Ralph’s spirits sunk – he hated the eleven plus, he’d had to do a test paper each and every week day of the holiday, he did a quick mental calculation to check just how many that made in total, seven times five, 35 tests! An hour for each test, followed by 20 minutes of terror each evening as his father marked them then another hour whilst his mistakes were laid plain for him to see and repair. That was 105 hours of his precious holidays wasted on a stupid test he didn’t even want to take. He didn’t want to go to Boughton House, like his father had, he wanted to go to St. Thomas’ with Simon and Mohammad, he didn’t want to be sent away from home, only seeing his mother during the holidays and never allowed to call during term-time. His father called it character building but Ralph thought his character was okay as it was.
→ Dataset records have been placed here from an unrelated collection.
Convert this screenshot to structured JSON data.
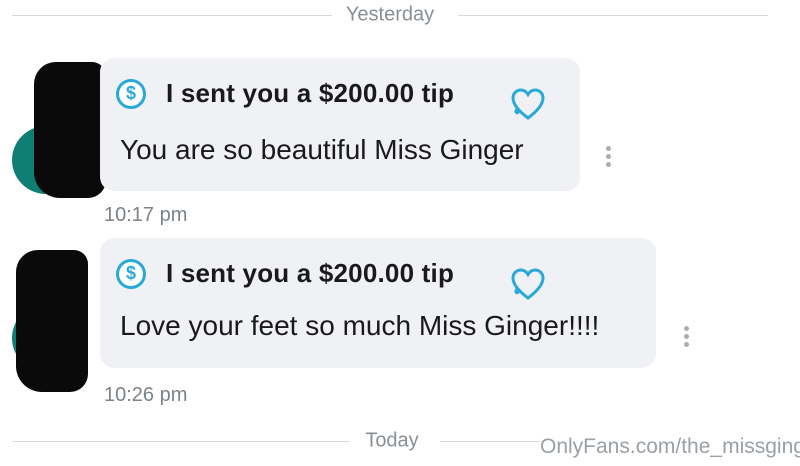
{
  "dividers": {
    "top": "Yesterday",
    "bottom": "Today"
  },
  "messages": [
    {
      "tip_label": "I sent you a $200.00 tip",
      "text": "You are so beautiful Miss Ginger",
      "time": "10:17 pm"
    },
    {
      "tip_label": "I sent you a $200.00 tip",
      "text": "Love your feet so much Miss Ginger!!!!",
      "time": "10:26 pm"
    }
  ],
  "icons": {
    "tip": "dollar-circle-icon",
    "like": "heart-icon",
    "more": "vertical-dots-icon",
    "dollar_glyph": "$"
  },
  "colors": {
    "accent": "#2aa8d8",
    "bubble": "#eff1f5",
    "avatar": "#0e7f72"
  },
  "watermark": "OnlyFans.com/the_missginger"
}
He didn’t want to make the ‘right’ kind of friends, he liked the ones he already had and anyway, he didn’t want to work in a bank, or any other kind of office, come to that and, if he ever did get a job, he wanted it to be because he was smart, not because of who he knew.
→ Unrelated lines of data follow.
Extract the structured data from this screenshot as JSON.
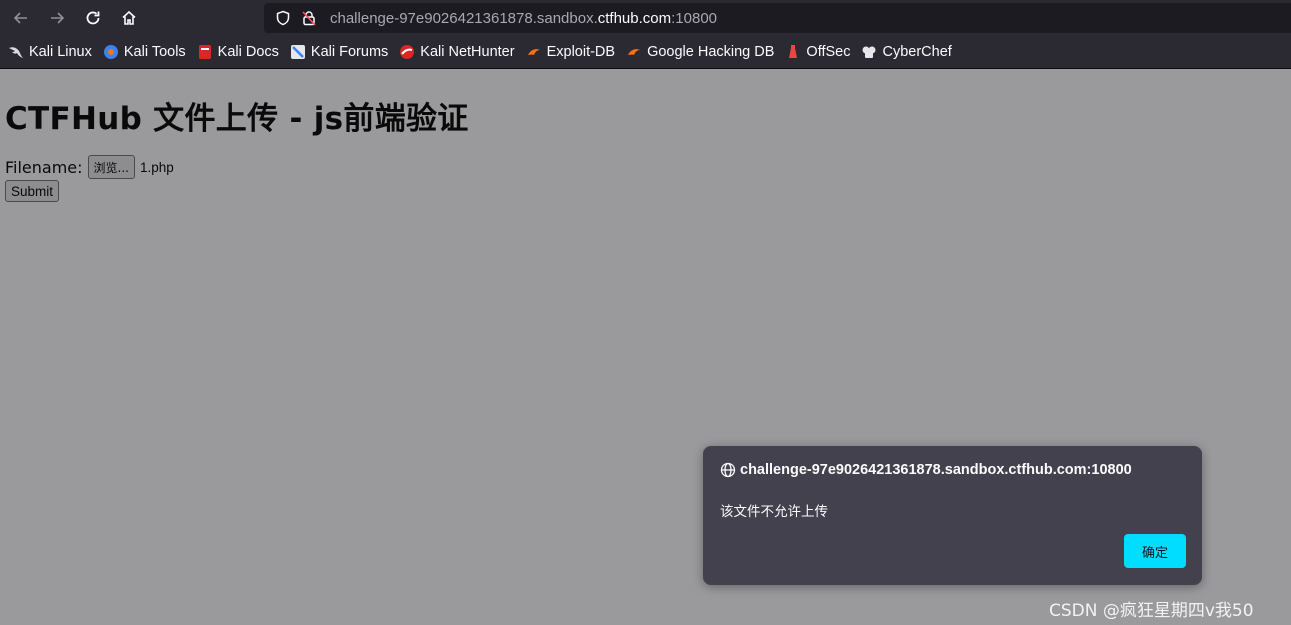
{
  "browser": {
    "url_prefix": "challenge-97e9026421361878.sandbox.",
    "url_domain": "ctfhub.com",
    "url_suffix": ":10800",
    "bookmarks": [
      {
        "label": "Kali Linux",
        "icon": "kali-dragon-icon",
        "color": "#d9d9e0"
      },
      {
        "label": "Kali Tools",
        "icon": "kali-tools-icon",
        "color": "#3b82f6"
      },
      {
        "label": "Kali Docs",
        "icon": "kali-docs-icon",
        "color": "#dc2626"
      },
      {
        "label": "Kali Forums",
        "icon": "kali-forums-icon",
        "color": "#3b82f6"
      },
      {
        "label": "Kali NetHunter",
        "icon": "kali-nethunter-icon",
        "color": "#dc2626"
      },
      {
        "label": "Exploit-DB",
        "icon": "exploit-db-icon",
        "color": "#f97316"
      },
      {
        "label": "Google Hacking DB",
        "icon": "google-hacking-db-icon",
        "color": "#f97316"
      },
      {
        "label": "OffSec",
        "icon": "offsec-icon",
        "color": "#ef4444"
      },
      {
        "label": "CyberChef",
        "icon": "cyberchef-icon",
        "color": "#e5e7eb"
      }
    ]
  },
  "page": {
    "title": "CTFHub 文件上传 - js前端验证",
    "filename_label": "Filename:",
    "browse_label": "浏览...",
    "selected_file": "1.php",
    "submit_label": "Submit"
  },
  "dialog": {
    "origin": "challenge-97e9026421361878.sandbox.ctfhub.com:10800",
    "message": "该文件不允许上传",
    "ok_label": "确定"
  },
  "watermark": "CSDN @疯狂星期四v我50"
}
Ralph finished the final calculation and looked over at his father who was engrossed in the article he was reading. A shiver of panic travelled down his spine – he’d finished too soon. He must have got something wrong. Hastily he flipped the booklet over and turned each page, scanning for the mistake, but he could see nothing. He let the final page fall to the table and carefully put the pencil down beside it, uncertain what to do next.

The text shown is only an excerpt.